Impeding Forgers at Photo Inception

Monday, April 8, 2013

DAAD Scholar Matthias KirchnerGuest post by Matthias Kirchner

Digital images have become ubiquitous companions of our everyday life. At the same time, the very nature of digital data puts into question many of the positive aspects that we usually associate with digital images. Digital data can be manipulated easily. Powerful editing software, which allows even inexperienced users to conveniently process digital images in innumerable ways, raises questions regarding the authenticity of digital images. Manipulated images rapidly distribute over the Internet, may be unknowingly or purposely published in the news, or may even be used as pieces of evidence in the court.

Within the last decade, the study of digital image forensics has led to a large and varied set of techniques for authenticating images. These techniques generally work by observing that specific forms of tampering disrupt some statistical, geometric, or physical property in an image. When such a disruption can be detected, an image can be revealed to be a fake. In a recent study, I worked with Dartmouth College researchers Peter Winkler and Hany Farid to consider the problem of image forensics from a different perspective. We describe how to make photo tampering more difficult, time consuming, and hence more error-prone, for a forger. 

Conceptually our approach follows the idea that the more information that a camera records, the more difficult and time consuming it will be for a forger to create a compelling fake. At the simplest level, a high-resolution color image is harder to convincingly fake than a low-resolution grayscale image.

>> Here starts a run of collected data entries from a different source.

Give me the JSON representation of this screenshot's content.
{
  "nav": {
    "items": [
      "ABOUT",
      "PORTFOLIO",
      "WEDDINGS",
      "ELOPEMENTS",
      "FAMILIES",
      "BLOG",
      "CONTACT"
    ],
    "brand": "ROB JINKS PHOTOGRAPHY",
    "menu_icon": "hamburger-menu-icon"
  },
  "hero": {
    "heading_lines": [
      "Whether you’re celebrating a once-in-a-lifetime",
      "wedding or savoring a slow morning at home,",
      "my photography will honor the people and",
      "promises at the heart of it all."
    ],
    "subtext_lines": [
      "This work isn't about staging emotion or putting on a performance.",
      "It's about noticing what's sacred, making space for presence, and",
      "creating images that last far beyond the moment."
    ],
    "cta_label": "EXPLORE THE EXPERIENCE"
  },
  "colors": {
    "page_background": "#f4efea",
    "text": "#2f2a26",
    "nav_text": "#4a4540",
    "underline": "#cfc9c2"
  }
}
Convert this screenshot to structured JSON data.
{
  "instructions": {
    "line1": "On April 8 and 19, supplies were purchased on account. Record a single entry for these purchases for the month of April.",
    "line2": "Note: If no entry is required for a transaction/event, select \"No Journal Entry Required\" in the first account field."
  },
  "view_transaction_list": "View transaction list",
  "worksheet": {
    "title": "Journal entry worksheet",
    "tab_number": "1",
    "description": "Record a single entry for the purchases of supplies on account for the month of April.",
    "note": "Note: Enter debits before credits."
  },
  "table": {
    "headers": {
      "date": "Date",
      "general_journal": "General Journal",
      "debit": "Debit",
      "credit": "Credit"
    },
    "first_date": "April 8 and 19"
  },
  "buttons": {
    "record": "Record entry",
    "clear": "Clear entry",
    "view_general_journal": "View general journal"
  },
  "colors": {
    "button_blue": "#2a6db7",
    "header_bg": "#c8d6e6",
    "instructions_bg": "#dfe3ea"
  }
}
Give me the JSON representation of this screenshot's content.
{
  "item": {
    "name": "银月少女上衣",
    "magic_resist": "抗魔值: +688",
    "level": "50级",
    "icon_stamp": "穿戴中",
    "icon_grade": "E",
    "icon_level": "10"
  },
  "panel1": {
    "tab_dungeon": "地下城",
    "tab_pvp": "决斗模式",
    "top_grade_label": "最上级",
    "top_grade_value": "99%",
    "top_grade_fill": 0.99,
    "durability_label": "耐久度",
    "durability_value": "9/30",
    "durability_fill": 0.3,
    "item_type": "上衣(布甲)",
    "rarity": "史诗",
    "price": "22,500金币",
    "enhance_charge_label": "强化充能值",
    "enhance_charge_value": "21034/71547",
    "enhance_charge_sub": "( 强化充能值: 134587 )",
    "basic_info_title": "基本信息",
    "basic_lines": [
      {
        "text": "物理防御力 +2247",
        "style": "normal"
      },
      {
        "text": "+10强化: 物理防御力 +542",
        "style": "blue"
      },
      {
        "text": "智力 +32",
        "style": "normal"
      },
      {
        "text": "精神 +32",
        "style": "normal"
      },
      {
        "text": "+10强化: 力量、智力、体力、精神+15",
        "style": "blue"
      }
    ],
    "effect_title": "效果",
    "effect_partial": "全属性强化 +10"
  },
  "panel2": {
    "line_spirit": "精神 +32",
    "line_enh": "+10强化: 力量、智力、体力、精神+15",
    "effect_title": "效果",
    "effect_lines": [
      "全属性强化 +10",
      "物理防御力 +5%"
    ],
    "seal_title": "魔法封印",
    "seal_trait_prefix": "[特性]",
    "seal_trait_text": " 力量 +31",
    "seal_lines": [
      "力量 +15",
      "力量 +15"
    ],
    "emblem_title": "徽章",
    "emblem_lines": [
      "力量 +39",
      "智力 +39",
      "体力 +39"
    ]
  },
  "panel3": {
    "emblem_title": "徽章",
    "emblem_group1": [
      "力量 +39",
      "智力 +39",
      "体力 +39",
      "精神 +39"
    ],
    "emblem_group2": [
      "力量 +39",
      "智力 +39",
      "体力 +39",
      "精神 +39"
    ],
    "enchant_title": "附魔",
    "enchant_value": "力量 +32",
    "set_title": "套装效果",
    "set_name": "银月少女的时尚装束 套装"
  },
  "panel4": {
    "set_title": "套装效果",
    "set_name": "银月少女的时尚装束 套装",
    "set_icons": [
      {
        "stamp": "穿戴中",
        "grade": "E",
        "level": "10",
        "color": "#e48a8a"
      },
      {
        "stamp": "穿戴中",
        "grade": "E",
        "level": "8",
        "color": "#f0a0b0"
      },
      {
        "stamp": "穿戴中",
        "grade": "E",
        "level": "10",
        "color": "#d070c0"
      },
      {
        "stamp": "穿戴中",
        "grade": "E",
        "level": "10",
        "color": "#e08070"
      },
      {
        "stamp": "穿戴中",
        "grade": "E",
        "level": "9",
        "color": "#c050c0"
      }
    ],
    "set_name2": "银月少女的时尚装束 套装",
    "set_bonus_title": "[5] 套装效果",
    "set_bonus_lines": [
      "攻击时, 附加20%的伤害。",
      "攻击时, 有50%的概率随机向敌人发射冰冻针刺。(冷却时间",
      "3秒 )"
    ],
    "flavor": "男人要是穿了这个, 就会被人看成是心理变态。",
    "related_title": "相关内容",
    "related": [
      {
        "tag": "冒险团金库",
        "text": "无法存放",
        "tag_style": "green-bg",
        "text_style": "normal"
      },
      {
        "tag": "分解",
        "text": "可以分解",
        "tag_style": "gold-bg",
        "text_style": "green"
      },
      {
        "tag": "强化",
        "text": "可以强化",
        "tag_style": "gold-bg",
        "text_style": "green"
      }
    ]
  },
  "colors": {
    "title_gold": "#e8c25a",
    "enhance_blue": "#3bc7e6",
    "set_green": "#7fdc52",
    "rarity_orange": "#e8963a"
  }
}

Similarly, manipulating a pair of images from a stereo camera requires that two images be changed and that the changes be consistent with the 3-D scene structure. While such data-rich recordings of a scene do not make tampering impossible, they do make it more difficult, more time consuming, and more likely to leave evidence of tampering. 

Instead of relying on specialized stereo or light field cameras, we decided to leverage the existing hardware available in virtually all commercial digital cameras and mobile devices. We wrote an app for Android phones that records a portion of the camera preview and the camera's own motion data, and stores it with the actual image. This additional data can be used in a later stage to verify that the few moments in time recorded prior to final image capture are consistent with the full resolution image. Recording even only a few seconds of the digital preview means that a forger must now propagate any image manipulation through several dozen preview frames. Recording the camera's own motion means that the 3-D structure of a forged preview must be made consistent with the recorded camera motion.

Illustration of alignment error
The recorded preview frame and the manipulated full-resolution image differ substantially. Large alignment errors (printed in red) indicate the manipulated region.

While a visual inspection of this auxiliary data may often suffice to validate its consistency, we also describe an automated, software-based verification approach, which is needed to validate a large number of images. This method performs a pairwise geometric and photometric alignment of sequential preview frames, which can then be compared to the full resolution image. Based on a spatial segmentation of the pixel-wise alignment errors, image regions that have a higher than expected inter-frame difference are flagged as suspicious. 

Experimental results demonstrate a high reliability of the proposed approach, even when preview frames are stored at a low resolution (320x240 pixels) and JPEG compression quality (85). For image manipulations that affect only 1 percent of the full resolution image, 85 percent of the manipulated images were detected with a 0 percent false positive rate.

We expect that as digital cameras and mobile devices add new sensors (e.g., ambient light and proximity sensors), even more pieces of data can be recorded and then used to impede a forger. Such an approach will require either a specialized smart phone camera application (as described here), or the cooperation of camera manufacturers.

Related Paper:

"Impeding Forgers at Photo Inception." Matthias Kirchner, Peter Winkler, and Hany Farid. Proceedings of SPIE 8665, Media Watermarking, Security and Forensics 2013, San Francisco, California, February 2013.

View the presentation slides.

Bio:

Matthias Kirchner has been a post-doctoral research fellow at ICSI since 2011. Before joining ICSI, he received a PhD degree in computer science from the Technical University of Dresden, Germany, and he was member of the IT Security Research group at the University of Münster, Germany. His research interests focus on all aspects of multimedia forensics and counter-forensics. He was co-organizer and program chair of the 2012 14th International Information Hiding Conference in Berkeley. He has served in technical program committees of various international workshops and conferences, including the IEEE International Conference on Multimedia and EXPO, the IEEE International Conference on Image Processing, and the ACM Workshop on Information Hiding and Multimedia Security.